However, with treatment, the restrictions for the knee will cease and she will be able to return back to her role with reasonable adjustments as described above for her long standing back condition. It is likely that these restrictions for the back will last for the long term.”[147]
[147]DCB 26
121 The defendant then decided to obtain alternative medical opinions from occupational health consultant, Dr David Ho, who reported on three occasions, being 30 January 2013, 4 February 2013 and 28 February 2015.[148]
[148]Exhibit 5
122 In his first report dated 30 January 2013, Dr Ho was asked to assess the effects of an injury which occurred on 30 September 2012, as had Dr Yong. He recorded the same mechanism of injury, in that the client had grabbed hold of her left arm and she fell down, hurting her left knee and suffering pain in her neck. Dr Ho reported that the neck and left shoulder pain cleared completely after a month, and that she had recovered from the particular injury. However, he had taken a history that she had hurt her back in 2000 at work and that six months later, she reportedly could not straighten up from her old lower back injury. He does not otherwise report on the course of that back injury.

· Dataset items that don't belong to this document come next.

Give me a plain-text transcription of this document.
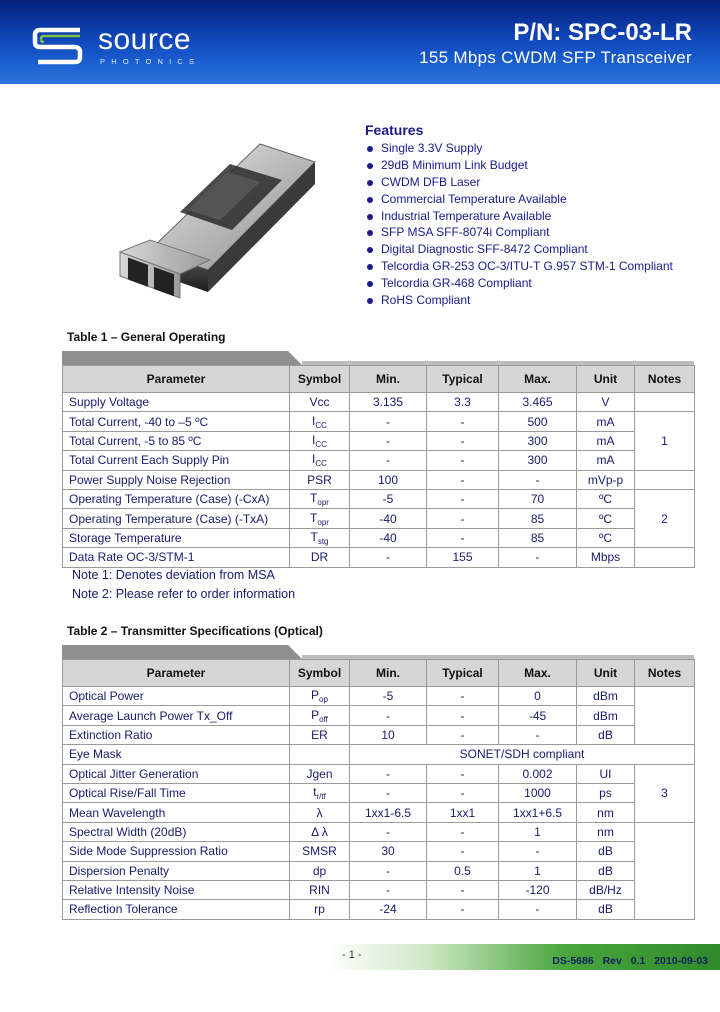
source
PHOTONICS
P/N: SPC-03-LR
155 Mbps CWDM SFP Transceiver
Features
Single 3.3V Supply
29dB Minimum Link Budget
CWDM DFB Laser
Commercial Temperature Available
Industrial Temperature Available
SFP MSA SFF-8074i Compliant
Digital Diagnostic SFF-8472 Compliant
Telcordia GR-253 OC-3/ITU-T G.957 STM-1 Compliant
Telcordia GR-468 Compliant
RoHS Compliant
Table 1 – General Operating
Parameter	Symbol	Min.	Typical	Max.	Unit	Notes
Supply Voltage	Vcc	3.135	3.3	3.465	V	
Total Current, -40 to –5 ºC	$I_{CC}$	-	-	500	mA	1
Total Current, -5 to 85 ºC	$I_{CC}$	-	-	300	mA	
Total Current Each Supply Pin	$I_{CC}$	-	-	300	mA	
Power Supply Noise Rejection	PSR	100	-	-	mVp-p	
Operating Temperature (Case) (-CxA)	$T_{opr}$	-5	-	70	ºC	2
Operating Temperature (Case) (-TxA)	$T_{opr}$	-40	-	85	ºC	
Storage Temperature	$T_{stg}$	-40	-	85	ºC	
Data Rate OC-3/STM-1	DR	-	155	-	Mbps	
Note 1: Denotes deviation from MSA
Note 2: Please refer to order information
Table 2 – Transmitter Specifications (Optical)
Parameter	Symbol	Min.	Typical	Max.	Unit	Notes
Optical Power	$P_{op}$	-5	-	0	dBm	
Average Launch Power Tx_Off	$P_{off}$	-	-	-45	dBm	
Extinction Ratio	ER	10	-	-	dB	
Eye Mask		SONET/SDH compliant				
Optical Jitter Generation	Jgen	-	-	0.002	UI	3
Optical Rise/Fall Time	$t_{r/tf}$	-	-	1000	ps	
Mean Wavelength	λ	1xx1-6.5	1xx1	1xx1+6.5	nm	
Spectral Width (20dB)	Δ λ	-	-	1	nm	
Side Mode Suppression Ratio	SMSR	30	-	-	dB	
Dispersion Penalty	dp	-	0.5	1	dB	
Relative Intensity Noise	RIN	-	-	-120	dB/Hz	
Reflection Tolerance	rp	-24	-	-	dB	
- 1 -	DS-5686 Rev 0.1 2010-09-03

123 As at 30 January 2013, Dr Ho recorded that she reported stiffness in her lower back if she sits for a long time, otherwise she is symptom free in the lower back.[149] However, she was currently seeing her general practitioner, Dr Waechter on a monthly basis and seeing a physiotherapist twice a week for light physiotherapy treatment. She was taking Celebrex weekly, only as needed, and she had been taking Panadeine Forte up to three times a day, twice a week. She was also using Panadol, which she takes twice daily. He does not comment in respect of which injuries this treatment relates but it is only in the back that he reports ongoing symptoms. In any event, he considered that all injuries referrable to 30 September 2012 had resolved.
[149]DCB 33
124 In his second report dated 4 February 2013, Dr Ho was commenting on a worksite assessment which he conducted on 31 January 2013 with respect to the injury of 30 September 2012. In essence, he believed that the purpose-built home at Sunshine was suitable. He stated:
“… In my opinion the residents do not have any physical disability and are not physically abusive. In addition [the plaintiff] is familiar with the residents and more importantly the residents are familiar with her. She has the support of her colleagues. … .”[150]
[150]DCB 40
125 In his third report dated 28 February 2015, Dr Ho was once again asked to comment on the ongoing management of the plaintiff’s claim with respect to an injury on 30 September 2012. He confirmed that the history previously obtained was accurate. Further, since his last assessment, the plaintiff indicated she was working three full shifts a week. She had taken long service leave for two months from October 2014 until 26 January 2015 with respect to an operation concerning gynaecological cancer. Thereafter, she returned to work on normal duties and normal hours.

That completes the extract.